Le lendemain, nous reprenons, la tête basse et l'esprit paralysé par des pensées honteuses, le chemin du magasin, espérant que la voile de 5 mètres sur laquelle lorgnait mon frère la veille soit encore là. Fort heureusement, celle-ci est encore là. Elle est belle, colorée, renforcée, en meilleur état que la précédente. La carte bancaire (de ma mère) chauffe à nouveau et nous revenons plein d'entrain à la maison présenter notre nouvelle possession en espérant avoir désormais trouvé la configuration idéale. Il faut avant tout vaincre la peur d'un nouvel échec. Le matin, tout se passe à merveille. Je retrouve des sensations enfouies dans mon passé. Placer mes pieds autour du mat, relever la voile, saisir le wishbone de la main droite, puis des deux mains, profiter de la vitesse - somme toute assez réduite en cette calme matinée d'été -, placer la voile sur l'arrière de la planche, tourner autour du mât, reprendre le wishbone à deux mains. Gonflé d'une confiance retrouvée, je décide de réitérer mon exploit l'après-midi. Le vent souffle, souffle très fort même. Après quelques hésitations, je parviens à démarrer et à longer la plage à une distance raisonnable. Pourtant, le demi-tour pose problème. Je me révèle incapable de remonter la voile.
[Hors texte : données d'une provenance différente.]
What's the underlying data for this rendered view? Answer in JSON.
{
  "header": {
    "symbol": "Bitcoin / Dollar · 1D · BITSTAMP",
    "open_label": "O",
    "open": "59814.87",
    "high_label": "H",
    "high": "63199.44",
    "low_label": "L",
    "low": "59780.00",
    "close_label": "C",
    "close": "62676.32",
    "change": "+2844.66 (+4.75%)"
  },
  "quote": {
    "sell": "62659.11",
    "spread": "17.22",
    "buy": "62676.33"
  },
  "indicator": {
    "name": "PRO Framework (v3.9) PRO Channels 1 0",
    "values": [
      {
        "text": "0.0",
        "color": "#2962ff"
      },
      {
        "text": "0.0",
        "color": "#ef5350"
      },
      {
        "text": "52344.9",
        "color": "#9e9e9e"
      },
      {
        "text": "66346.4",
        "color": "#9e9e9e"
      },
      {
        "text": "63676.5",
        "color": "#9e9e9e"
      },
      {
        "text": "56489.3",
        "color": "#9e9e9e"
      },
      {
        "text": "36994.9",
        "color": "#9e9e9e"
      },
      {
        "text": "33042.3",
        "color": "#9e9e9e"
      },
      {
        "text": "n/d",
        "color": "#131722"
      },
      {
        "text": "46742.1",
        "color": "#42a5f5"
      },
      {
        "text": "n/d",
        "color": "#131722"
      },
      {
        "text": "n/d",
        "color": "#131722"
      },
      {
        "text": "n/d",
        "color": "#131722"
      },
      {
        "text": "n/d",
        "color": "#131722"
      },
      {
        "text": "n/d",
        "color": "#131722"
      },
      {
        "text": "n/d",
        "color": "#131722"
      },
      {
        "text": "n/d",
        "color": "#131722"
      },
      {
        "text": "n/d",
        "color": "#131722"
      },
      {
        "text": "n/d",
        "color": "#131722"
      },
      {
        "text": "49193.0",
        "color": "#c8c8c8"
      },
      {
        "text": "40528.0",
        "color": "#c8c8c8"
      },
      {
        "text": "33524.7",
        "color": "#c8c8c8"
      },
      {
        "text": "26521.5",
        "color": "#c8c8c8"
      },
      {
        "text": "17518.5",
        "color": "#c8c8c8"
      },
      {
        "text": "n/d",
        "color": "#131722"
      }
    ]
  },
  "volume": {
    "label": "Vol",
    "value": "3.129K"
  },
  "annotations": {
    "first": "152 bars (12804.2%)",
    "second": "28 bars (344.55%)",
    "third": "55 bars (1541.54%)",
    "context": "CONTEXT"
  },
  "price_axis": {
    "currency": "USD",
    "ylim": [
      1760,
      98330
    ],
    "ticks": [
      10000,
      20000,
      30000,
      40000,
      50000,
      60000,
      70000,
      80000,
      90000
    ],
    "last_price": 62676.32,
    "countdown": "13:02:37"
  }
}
Et une fois de plus, je me vois contraint de ramener ma planche à la nage, sur plusieurs centaines de mètres.
Acte V – Le nouveau pied de mât


Le lendemain matin, je parviens à franchir la barrière formée par les vagues sans trop de problèmes. Le vent me pousse, me porte vers le large. Je réalise une demi-douzaine d'allers-retours entre le grand large et la plage malgré l'omniprésence de méduses. Autour de moi, cela grouille de ces bêtes infâmes, avides de contacts humains. Je suis terrorisé par les méduses, une phobie latente, une peur pathologique qui me fait déjà imaginer le pire. Cela me motive à ne pas tomber. Surtout ne pas lâcher la voile, surtout ne pas faillir, surtout ne pas faiblir. Pourtant, alors que je tente un énième demi-tour, je m'écroule. Le vent a tourné, bouleversant tous mes repères, perturbant ma position sur la planche. Alors que je remonte précipitamment sur la planche, angoissé à l'idée de me faire piquer par une méduse (cf Le Monde de Némo ou L'année des Méduses), mon annulaire se coince dans la rainure permettant de régler la position du mât. Une douleur terrible se fait ressentir. Ma peau est sectionnée. Le sang coule à flot. Je parviens à remonter ma voile pour reprendre la direction de la plage. Après quelques mètres, j'entrevois un mince filet de sang longer les pores de ma peau et venir s'écraser en une multitudes de petites tâches sanguinolentes. Celles-ci perlent sur la voile, projetées par le vent violent qui souffle dans mon dos. Je sens ma tête qui tourne. Je ferme les yeux et me fixe sur mon objectif : ma serviette rouge étalée sur le sable chaud. Alors que, éperdu par ce funeste accident, je cède la planche à mon frère, un nouveau drame éclate : le pied de mât cède. Sans aucune raison flagrante. L'après-midi, nous sommes donc contraint de faire un nouveau saut à la boutique dont les vendeurs ont désormais du mal à nous sourire. Ils reconnaissent nous avoir vendu un pied de mât pourri, rouillé, fatigué mais nous font néanmoins payer la réparation. Les joies de l'occasion parait-il.
Epilogue


Fort heureusement, avec ce nouveau pied de mât, cette nouvelle voile et ce nouveau flotteur – seul le mât et le wishbone n'ont pas été remplacés dans cette aventure – nous pouvons désormais nous targuer de réussir à faire de la planche à voile sur l'île de Noirmoutier comme en témoignent les superbes photos illustrant cet article.

1 commentaire:

Victor a dit…

Beau résumer d'une tragédie moderne - écrite dans un style classique. Je tien tout de même a préciser que c'est bien la négligence d'Antoine, qui on menait sont frère (moi même) à démolir la belle voile Bic de 5m70. J'ai beaucoup aimé la phrase « l'ambiance entre mon frère et moi est aussi tendue qu'un string » qui illustre bien, avec un brin d'humour la situation.